Scott and Shelby Martin enjoy taking their restored 1969
Barracuda out for a spin, to the tune of about 1,000 miles a year.
When it came to the muscle car era, there really was no replacement for displacement. For street racers and drive-in cruisers alike, the name of the game was cubic inches — and lots of them. Just like today, those maxed-out muscle machines were the cars that often brought the customers into the dealership for a look at what was new. Quite often, those same customers left with a less-exotic new purchase. That was likely the story on this 1969 Plymouth Barracuda.
Chrysler’s LA-series small-block engines (273, 318, 340 and 360 cubic inches) were the company’s pedestrian V-8 mills, with all but the 318-cid V-8 being offered between 1964-’77 with some sort of performance trim. The 318 was the most prolific of those, and could become more aggressive with a small investment in speed parts. The 318 was offered only in two-barrel trim in the early years, and most of the best-known classic Chrysler body designs — Charger, Belvedere, Dart, etc. — used this engine as the most common power train option.
When Scott and Shelby Martin of Roanoke, Va., began the process of restoring their little Barracuda convertible, they decided to forego any muscle car-style changes. This particular design, produced during the 1967-’69 model years, featured the second major reworking from the car’s 1964 introduction. The Martins bought the car in pieces from a friend who had begun the process of restoring the Barracuda, then had to move due to a job change.
The car ended up sitting in that condition as the Martins collected parts to complete the restoration right. Among these was a parts car that would supply a needed hood and front fenders. Only 973 Barracuda convertibles were built that year, and Scott admits that the project entailed more time and money than the couple had expected when work began.
With the spare car’s parts installed at home by Scott, the body went to Mac Owen for a set of replacement rear quarter panels and tweaking. Richie Brown repainted it (the Martins decided on a more modern color — Viper Red by Martin-Senor), and Butch Helms did the final prep and installed the sports stripe. Custom Seat Cover in Salem, Va., did the work on the top and interior, while the brightwork trim was refinished by Paul’s Chrome Plating.

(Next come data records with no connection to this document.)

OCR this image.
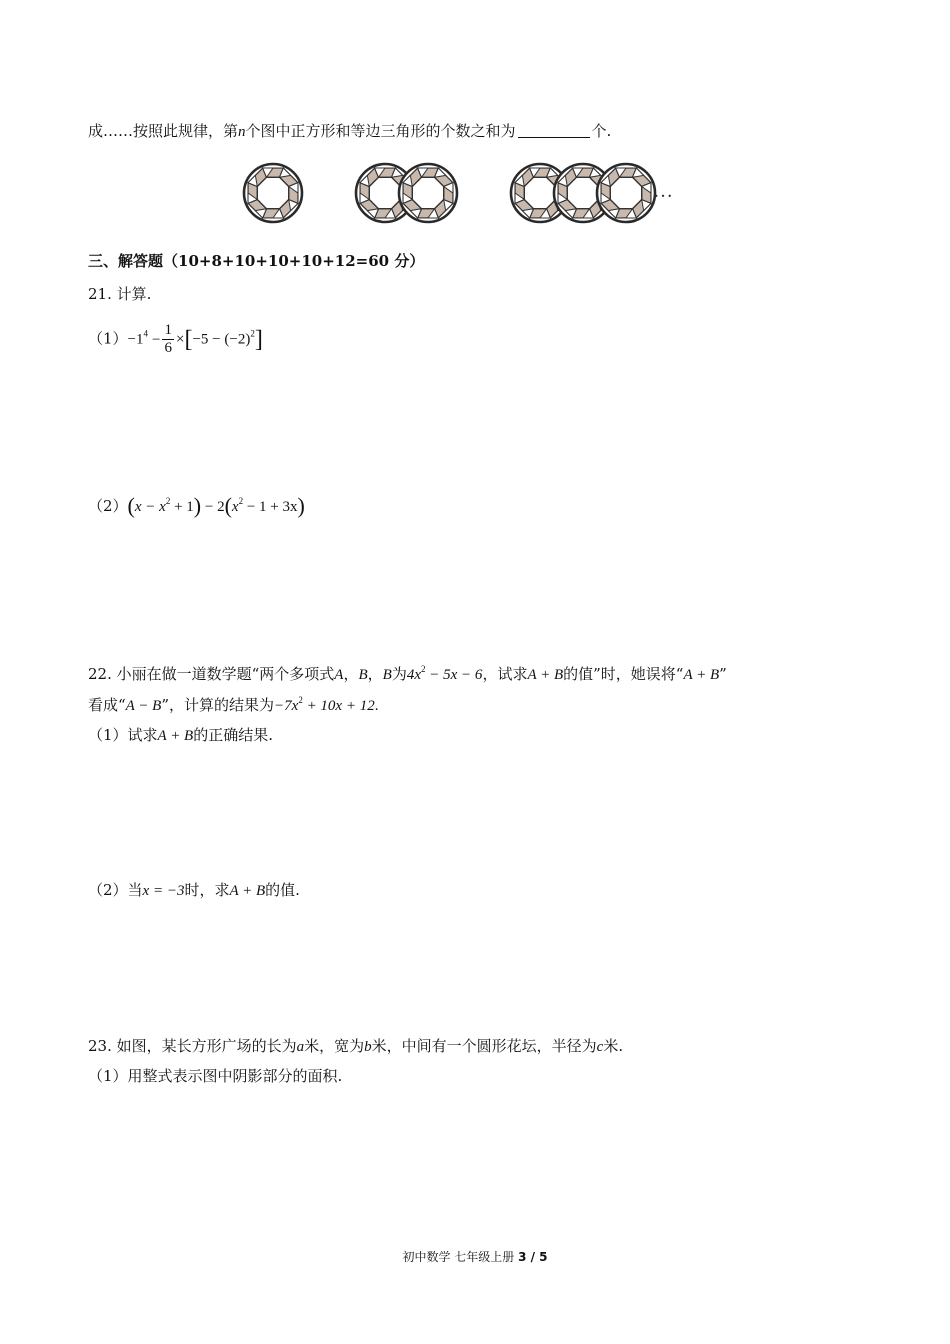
成……按照此规律，第n个图中正方形和等边三角形的个数之和为	个.
…
三、解答题（10+8+10+10+10+12=60 分）
21. 计算.
$(1)-1^4 - \frac{1}{6} \times[-5 - (-2)^2]$
$(2)(x - x^2 + 1) - 2(x^2 - 1 + 3x)$
22. 小丽在做一道数学题“两个多项式A，B，B为$4x^2 - 5x - 6$，试求A + B的值”时，她误将“A + B”
看成“A − B”，计算的结果为$-7x^2 + 10x + 12$.
（1）试求A + B的正确结果.
（2）当x = −3时，求A + B的值.
23. 如图，某长方形广场的长为a米，宽为b米，中间有一个圆形花坛，半径为c米.
（1）用整式表示图中阴影部分的面积.
初中数学 七年级上册 3 / 5
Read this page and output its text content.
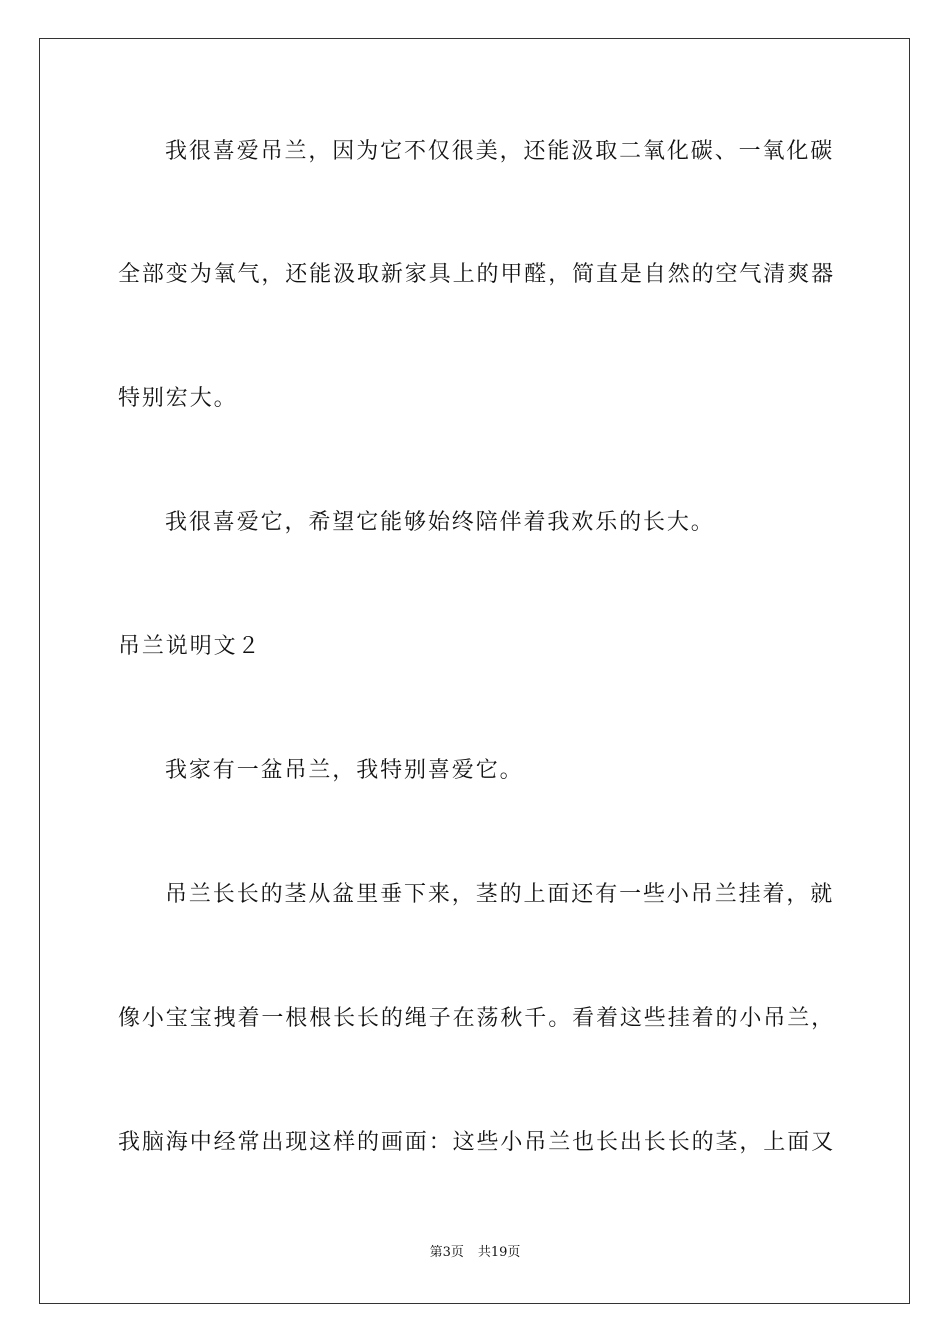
我很喜爱吊兰，因为它不仅很美，还能汲取二氧化碳、一氧化碳
全部变为氧气，还能汲取新家具上的甲醛，简直是自然的空气清爽器
特别宏大。
我很喜爱它，希望它能够始终陪伴着我欢乐的长大。
吊兰说明文２
我家有一盆吊兰，我特别喜爱它。
吊兰长长的茎从盆里垂下来，茎的上面还有一些小吊兰挂着，就
像小宝宝拽着一根根长长的绳子在荡秋千。看着这些挂着的小吊兰，
我脑海中经常出现这样的画面：这些小吊兰也长出长长的茎，上面又
第3页 共19页
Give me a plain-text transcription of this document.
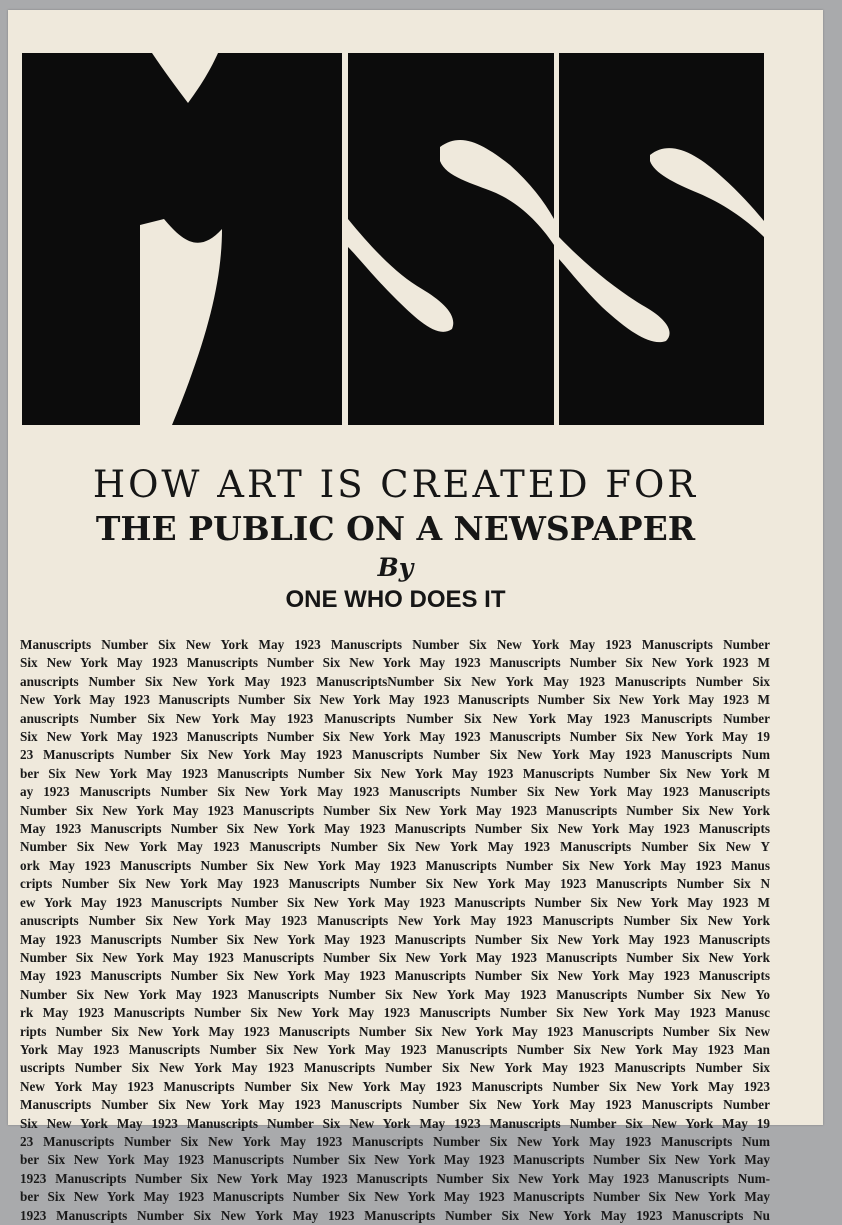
HOW ART IS CREATED FOR
THE PUBLIC ON A NEWSPAPER
By
ONE WHO DOES IT
Manuscripts Number Six New York May 1923 Manuscripts Number Six New York May 1923 Manuscripts Number
Six New York May 1923 Manuscripts Number Six New York May 1923 Manuscripts Number Six New York 1923 M
anuscripts Number Six New York May 1923 ManuscriptsNumber Six New York May 1923 Manuscripts Number Six
New York May 1923 Manuscripts Number Six New York May 1923 Manuscripts Number Six New York May 1923 M
anuscripts Number Six New York May 1923 Manuscripts Number Six New York May 1923 Manuscripts Number
Six New York May 1923 Manuscripts Number Six New York May 1923 Manuscripts Number Six New York May 19
23 Manuscripts Number Six New York May 1923 Manuscripts Number Six New York May 1923 Manuscripts Num
ber Six New York May 1923 Manuscripts Number Six New York May 1923 Manuscripts Number Six New York M
ay 1923 Manuscripts Number Six New York May 1923 Manuscripts Number Six New York May 1923 Manuscripts
Number Six New York May 1923 Manuscripts Number Six New York May 1923 Manuscripts Number Six New York
May 1923 Manuscripts Number Six New York May 1923 Manuscripts Number Six New York May 1923 Manuscripts
Number Six New York May 1923 Manuscripts Number Six New York May 1923 Manuscripts Number Six New Y
ork May 1923 Manuscripts Number Six New York May 1923 Manuscripts Number Six New York May 1923 Manus
cripts Number Six New York May 1923 Manuscripts Number Six New York May 1923 Manuscripts Number Six N
ew York May 1923 Manuscripts Number Six New York May 1923 Manuscripts Number Six New York May 1923 M
anuscripts Number Six New York May 1923 Manuscripts New York May 1923 Manuscripts Number Six New York
May 1923 Manuscripts Number Six New York May 1923 Manuscripts Number Six New York May 1923 Manuscripts
Number Six New York May 1923 Manuscripts Number Six New York May 1923 Manuscripts Number Six New York
May 1923 Manuscripts Number Six New York May 1923 Manuscripts Number Six New York May 1923 Manuscripts
Number Six New York May 1923 Manuscripts Number Six New York May 1923 Manuscripts Number Six New Yo
rk May 1923 Manuscripts Number Six New York May 1923 Manuscripts Number Six New York May 1923 Manusc
ripts Number Six New York May 1923 Manuscripts Number Six New York May 1923 Manuscripts Number Six New
York May 1923 Manuscripts Number Six New York May 1923 Manuscripts Number Six New York May 1923 Man
uscripts Number Six New York May 1923 Manuscripts Number Six New York May 1923 Manuscripts Number Six
New York May 1923 Manuscripts Number Six New York May 1923 Manuscripts Number Six New York May 1923
Manuscripts Number Six New York May 1923 Manuscripts Number Six New York May 1923 Manuscripts Number
Six New York May 1923 Manuscripts Number Six New York May 1923 Manuscripts Number Six New York May 19
23 Manuscripts Number Six New York May 1923 Manuscripts Number Six New York May 1923 Manuscripts Num
ber Six New York May 1923 Manuscripts Number Six New York May 1923 Manuscripts Number Six New York May
1923 Manuscripts Number Six New York May 1923 Manuscripts Number Six New York May 1923 Manuscripts Num-
ber Six New York May 1923 Manuscripts Number Six New York May 1923 Manuscripts Number Six New York May
1923 Manuscripts Number Six New York May 1923 Manuscripts Number Six New York May 1923 Manuscripts Nu
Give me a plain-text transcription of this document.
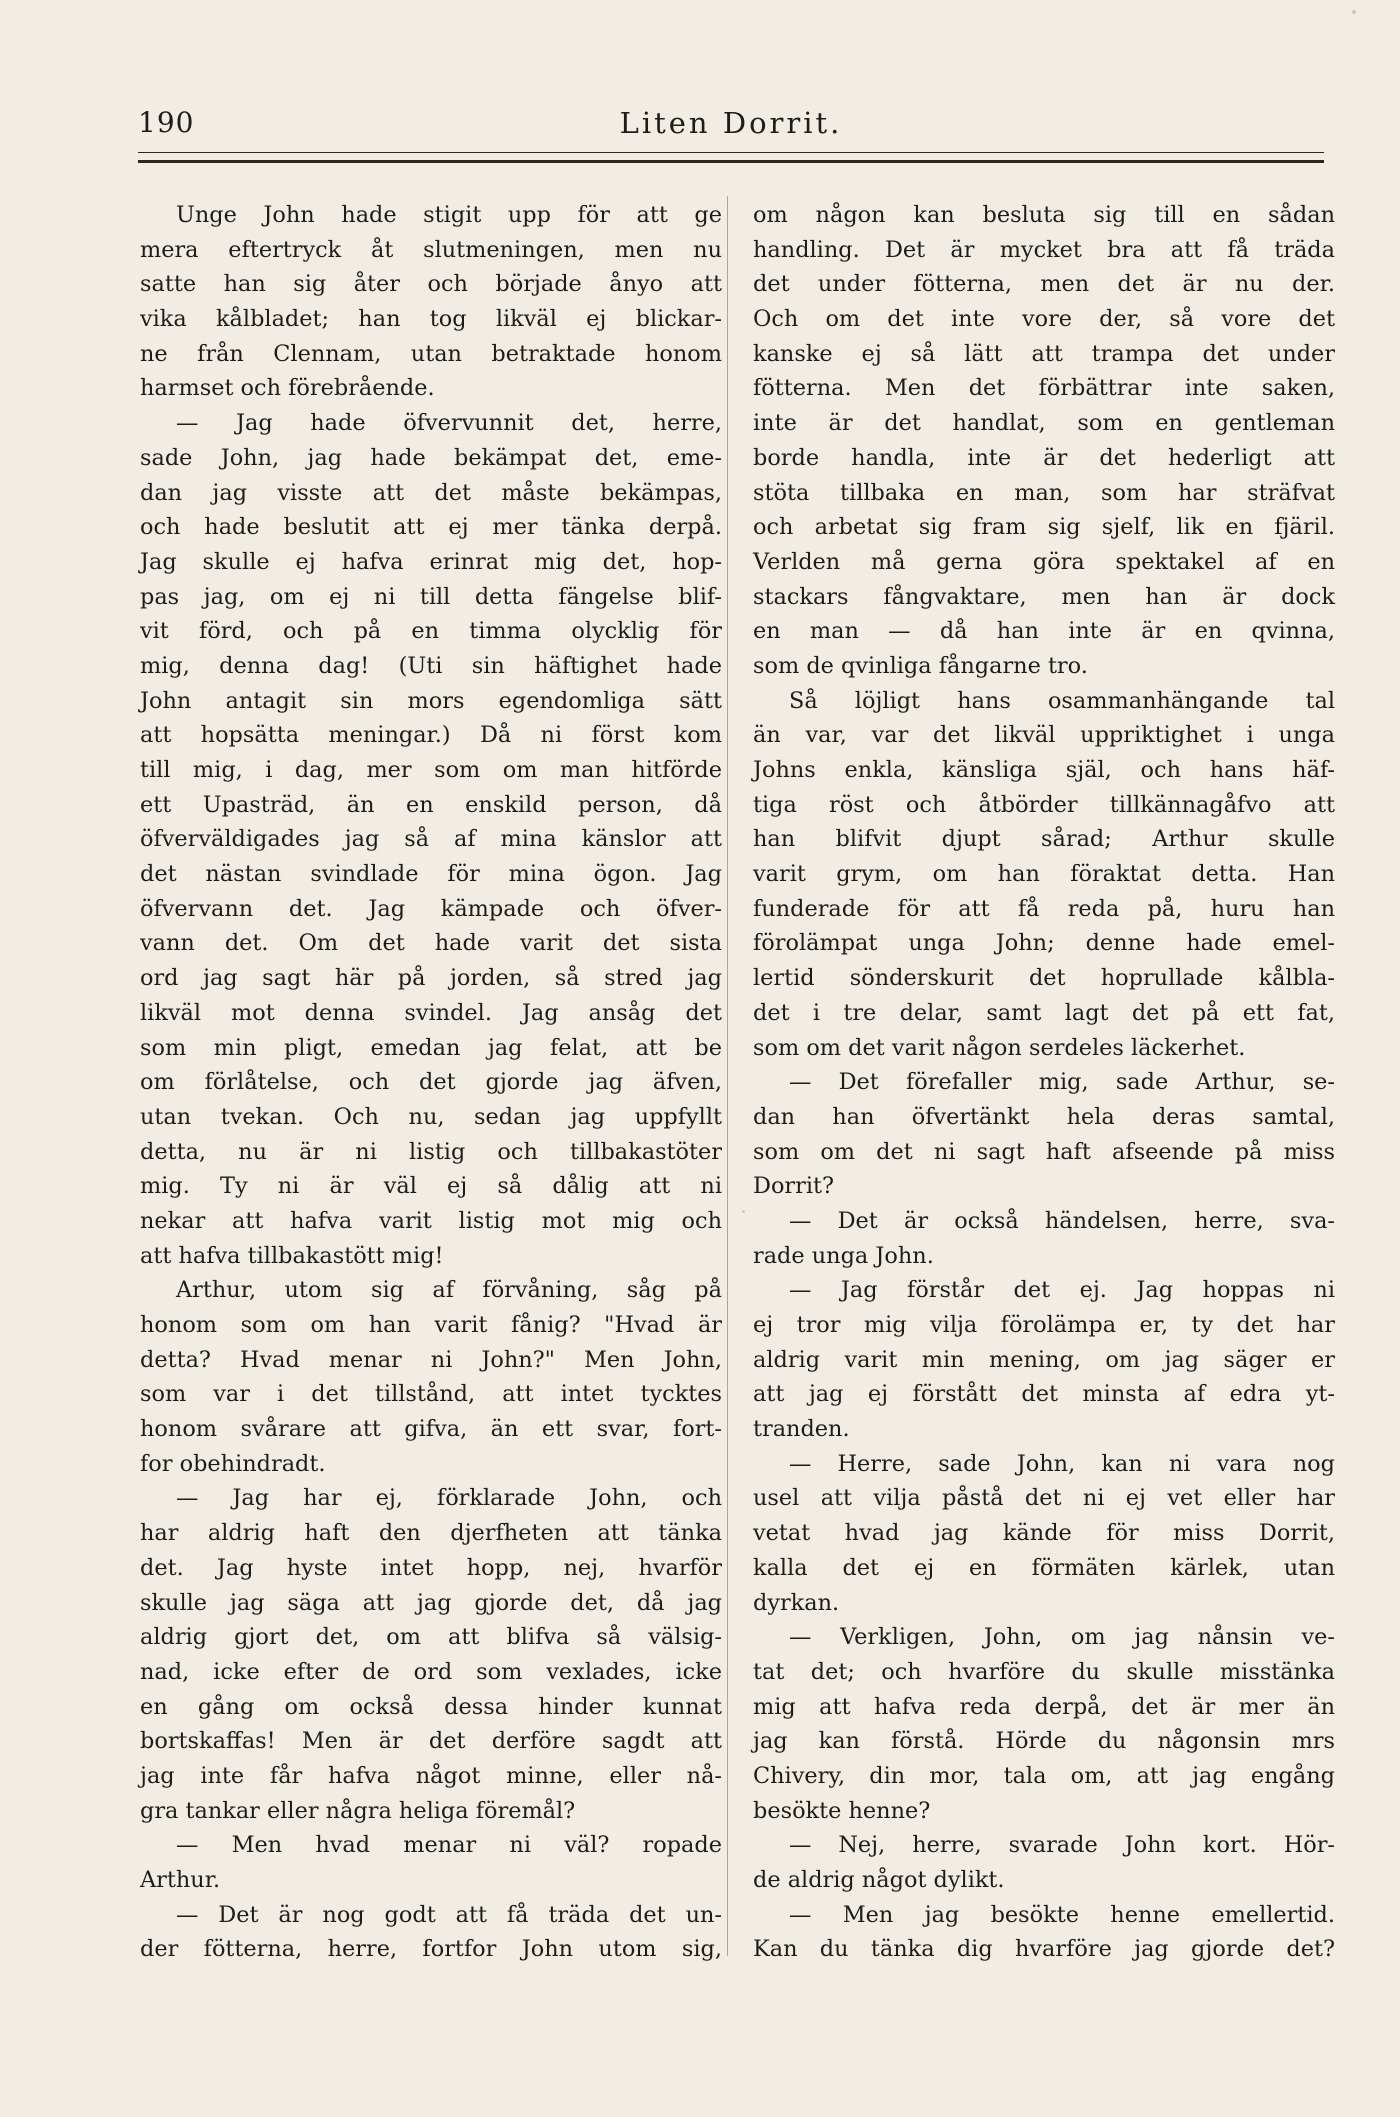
190	Liten Dorrit.
Unge John hade stigit upp för att ge
mera eftertryck åt slutmeningen, men nu
satte han sig åter och började ånyo att
vika kålbladet; han tog likväl ej blickar-
ne från Clennam, utan betraktade honom
harmset och förebrående.
— Jag hade öfvervunnit det, herre,
sade John, jag hade bekämpat det, eme-
dan jag visste att det måste bekämpas,
och hade beslutit att ej mer tänka derpå.
Jag skulle ej hafva erinrat mig det, hop-
pas jag, om ej ni till detta fängelse blif-
vit förd, och på en timma olycklig för
mig, denna dag! (Uti sin häftighet hade
John antagit sin mors egendomliga sätt
att hopsätta meningar.) Då ni först kom
till mig, i dag, mer som om man hitförde
ett Upasträd, än en enskild person, då
öfverväldigades jag så af mina känslor att
det nästan svindlade för mina ögon. Jag
öfvervann det. Jag kämpade och öfver-
vann det. Om det hade varit det sista
ord jag sagt här på jorden, så stred jag
likväl mot denna svindel. Jag ansåg det
som min pligt, emedan jag felat, att be
om förlåtelse, och det gjorde jag äfven,
utan tvekan. Och nu, sedan jag uppfyllt
detta, nu är ni listig och tillbakastöter
mig. Ty ni är väl ej så dålig att ni
nekar att hafva varit listig mot mig och
att hafva tillbakastött mig!
Arthur, utom sig af förvåning, såg på
honom som om han varit fånig? "Hvad är
detta? Hvad menar ni John?" Men John,
som var i det tillstånd, att intet tycktes
honom svårare att gifva, än ett svar, fort-
for obehindradt.
— Jag har ej, förklarade John, och
har aldrig haft den djerfheten att tänka
det. Jag hyste intet hopp, nej, hvarför
skulle jag säga att jag gjorde det, då jag
aldrig gjort det, om att blifva så välsig-
nad, icke efter de ord som vexlades, icke
en gång om också dessa hinder kunnat
bortskaffas! Men är det derföre sagdt att
jag inte får hafva något minne, eller nå-
gra tankar eller några heliga föremål?
— Men hvad menar ni väl? ropade
Arthur.
— Det är nog godt att få träda det un-
der fötterna, herre, fortfor John utom sig,
om någon kan besluta sig till en sådan
handling. Det är mycket bra att få träda
det under fötterna, men det är nu der.
Och om det inte vore der, så vore det
kanske ej så lätt att trampa det under
fötterna. Men det förbättrar inte saken,
inte är det handlat, som en gentleman
borde handla, inte är det hederligt att
stöta tillbaka en man, som har sträfvat
och arbetat sig fram sig sjelf, lik en fjäril.
Verlden må gerna göra spektakel af en
stackars fångvaktare, men han är dock
en man — då han inte är en qvinna,
som de qvinliga fångarne tro.
Så löjligt hans osammanhängande tal
än var, var det likväl uppriktighet i unga
Johns enkla, känsliga själ, och hans häf-
tiga röst och åtbörder tillkännagåfvo att
han blifvit djupt sårad; Arthur skulle
varit grym, om han föraktat detta. Han
funderade för att få reda på, huru han
förolämpat unga John; denne hade emel-
lertid sönderskurit det hoprullade kålbla-
det i tre delar, samt lagt det på ett fat,
som om det varit någon serdeles läckerhet.
— Det förefaller mig, sade Arthur, se-
dan han öfvertänkt hela deras samtal,
som om det ni sagt haft afseende på miss
Dorrit?
— Det är också händelsen, herre, sva-
rade unga John.
— Jag förstår det ej. Jag hoppas ni
ej tror mig vilja förolämpa er, ty det har
aldrig varit min mening, om jag säger er
att jag ej förstått det minsta af edra yt-
tranden.
— Herre, sade John, kan ni vara nog
usel att vilja påstå det ni ej vet eller har
vetat hvad jag kände för miss Dorrit,
kalla det ej en förmäten kärlek, utan
dyrkan.
— Verkligen, John, om jag nånsin ve-
tat det; och hvarföre du skulle misstänka
mig att hafva reda derpå, det är mer än
jag kan förstå. Hörde du någonsin mrs
Chivery, din mor, tala om, att jag engång
besökte henne?
— Nej, herre, svarade John kort. Hör-
de aldrig något dylikt.
— Men jag besökte henne emellertid.
Kan du tänka dig hvarföre jag gjorde det?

Though this Barracuda was not built as a performance model, one interesting gauge in the rally instrument panel is a “performance monitor” that measures manifold vacuum. The car was also equipped with a console and floor-mounted automatic shifter from day one. The engine is a replacement, but it is from a low-mileage 1969 donor, and has not even been completely apart. A fresh timing chain and tune-up pieces were the extent of its reworking.
Late-’60s 318s were built with a 230-hp/340-lbs.-ft. performance rating, with about a 9.0:1 compression, .373/.400 hydraulic cam for cylinder scavenging and a cast crank. The carburetor was a BBD two-barrel with 1-1/4-inch throttle openings, and there was no displacement call-out on the crackle-black air cleaner.
Scott left the rest of the driveline intact as well: a 904 automatic transmission and a 7-1/4-inch rear with 3.23 open-end gearing. One compromise was a set of 14-inch rally wheels shod with road-ready 205R70-14 BFGoodrich T/A tires, which allow the 63,000-mile car to cruise pleasurably down the road.
Perhaps the 318-cid V-8 may not have been a tire-churning workhorse back in the day, but packaged so nicely in this A-body Plymouth, it has received a fair share of 21st century attention. At the 21st Annual All-Mopar Show in Farmington, N.C., the car was the only two-barrel machine in a large contingent of well-done A-bodies, and still took home first place in the A-body stock category — for the third straight year. Scott drove all the way from Roanoke for that show, and says the car goes about 1,000 trouble-free miles a year these days. Two-barrel or not, cruising in this ride seems like fun to us.